If smallness is present in the one, then it will be present either in the Whole or in a part of the Whole.

In the Whole, smallness will be either co-equal and co-extensive with the Whole One, or will contain the one?

If smallness were co-extensive with the One, it will be co-equal with the One, or if containing the one it will be greater than the one?

But can smallness be equal to anything or greater than anything, and have the functions of greatness and equality and not its own functions?

Then smallness cannot be in the Whole of One, but in a part only, and surely not in all of a part, for then the difficulty of the Whole will recur. It will be equal to or greater than any part in which it is.

Then smallness will not be in anything, whether in a whole or in a part; nor will there be anything small but actual smallness.

Neither will greatness be in the one, for if greatness be in anything there will be something greater other and besides greatness itself, namely, that in which greatness is.

This too when the small itself is not there, which the one, if it is great, must exceed. This, however, is impossible, seeing that smallness is wholly absent.

But absolute greatness is only greater than absolute smallness, and smallness is only smaller than absolute greatness.

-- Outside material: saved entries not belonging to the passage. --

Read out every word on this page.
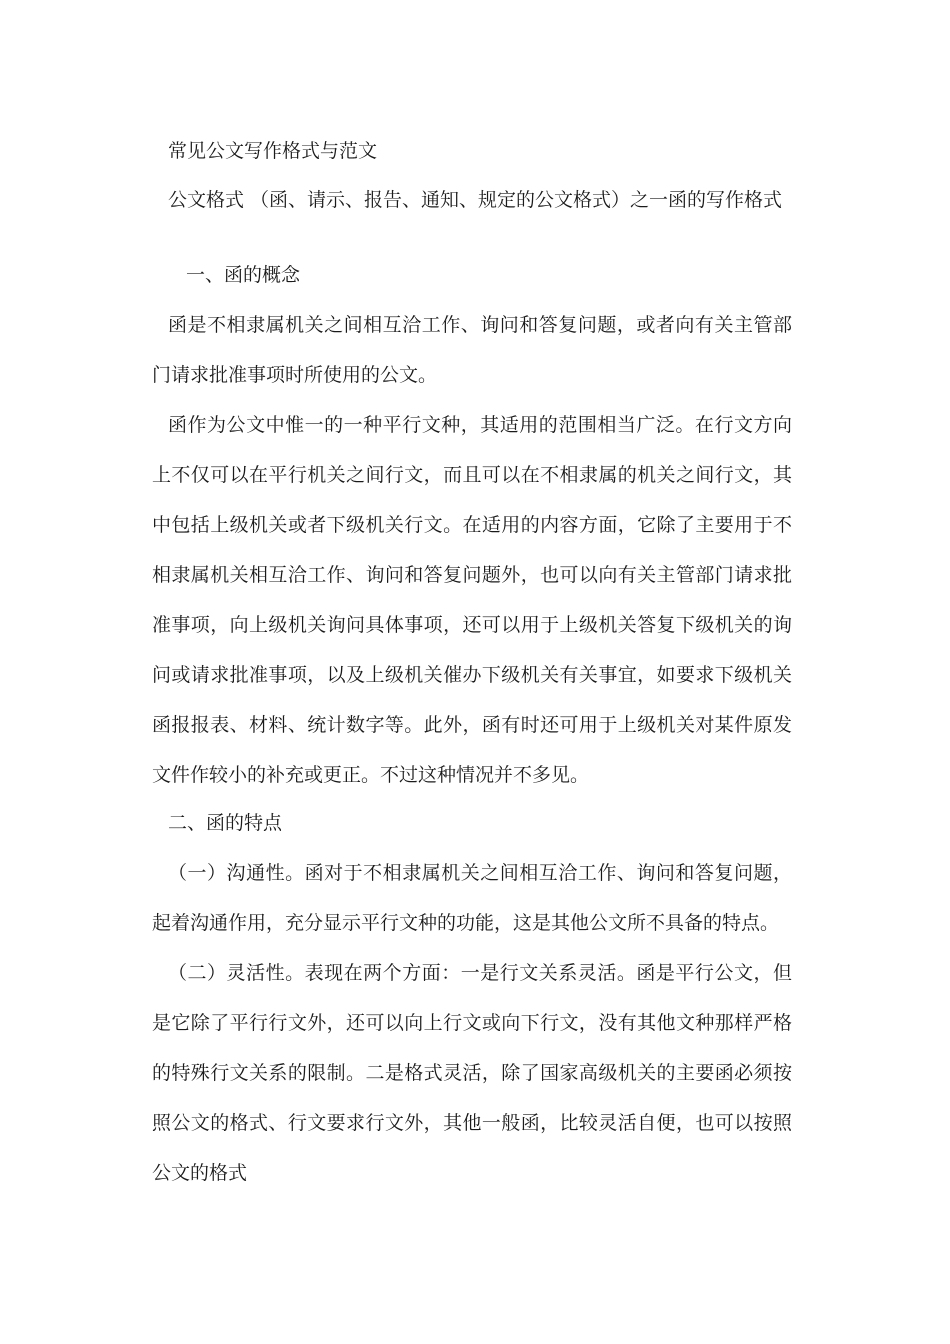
常见公文写作格式与范文
公文格式 （函、请示、报告、通知、规定的公文格式）之一函的写作格式
一、函的概念

函是不相隶属机关之间相互洽工作、询问和答复问题，或者向有关主管部门请求批准事项时所使用的公文。

函作为公文中惟一的一种平行文种，其适用的范围相当广泛。在行文方向上不仅可以在平行机关之间行文，而且可以在不相隶属的机关之间行文，其中包括上级机关或者下级机关行文。在适用的内容方面，它除了主要用于不相隶属机关相互洽工作、询问和答复问题外，也可以向有关主管部门请求批准事项，向上级机关询问具体事项，还可以用于上级机关答复下级机关的询问或请求批准事项，以及上级机关催办下级机关有关事宜，如要求下级机关函报报表、材料、统计数字等。此外，函有时还可用于上级机关对某件原发文件作较小的补充或更正。不过这种情况并不多见。

二、函的特点

（一）沟通性。函对于不相隶属机关之间相互洽工作、询问和答复问题，起着沟通作用，充分显示平行文种的功能，这是其他公文所不具备的特点。

（二）灵活性。表现在两个方面：一是行文关系灵活。函是平行公文，但是它除了平行行文外，还可以向上行文或向下行文，没有其他文种那样严格的特殊行文关系的限制。二是格式灵活，除了国家高级机关的主要函必须按照公文的格式、行文要求行文外，其他一般函，比较灵活自便，也可以按照公文的格式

Then other things not greater or less than the one, if they have neither greatness nor smallness; nor have greatness or smallness any power of exceeding or being exceeded in relation to the one, but only in relation to one another; nor will the one be greater or less than them or others, if it has neither greatness nor smallness.

Then if the one is neither greater nor less than the others, it cannot either exceed or be exceeded by them?

That which neither exceeds nor is exceeded, must be on an equality; and being on an equality, must be equal.

This will be true also of the relation of the one to itself; having neither greatness nor smallness in itself, it will neither exceed nor be exceeded by itself, but will be on an equality with and equal to itself.

Then the one will be equal both to itself and the others?

And yet the one, being itself in itself, will also surround and be without itself; and, as containing itself, will be greater than itself; and, as contained in itself, will be less; and will thus be greater and less than itself.

Now there cannot possibly be anything which is not included in the one and the others?

But, surely, that which is must always be somewhere?

But that which is in anything will be less, and that in which it is will be greater; in no other way can one thing be in another.

And since there is nothing other or besides the one and the others, and they must be in something, must they not be in one another, the one in the others and the others in the one, if they are to be anywhere?

But inasmuch as the one is in the others, the others will be greater than the one, because they contain the one, which will be less than the others, because it is contained in them; and inasmuch as the others are in the one, the one on the same principle will be greater than the others, and the others less than the one.

The one, then, will be equal to and greater and less than itself and the others?

And if it be greater and less and equal, it will be of equal and more and less measures or divisions than itself and the others, and if of measures, also of parts?

And if of equal and more and less measures or divisions, it will be in number more or less than itself and the others, and likewise equal in number to itself and to the others?

It will be of more measures than those things which it exceeds, and of as many parts as measures; and so with that to which it is equal, and that than which it is less.

And being greater and less than itself, and equal to itself, it will be of equal measures with itself and of more and fewer measures than itself; and if of measures then also of parts?

And being of equal parts with itself, it will be numerically equal to itself; and being of more parts, more, and being of less, less than itself?

And the same will hold of its relation to other things; inasmuch as it is greater than them, it will be more in number than them; and inasmuch as it is smaller, it will be less in number; and inasmuch as it is equal in size to other things, it will be equal to them in number.

Once more, then, as would appear, the one will be in number both equal to and more and less than both itself and all other things.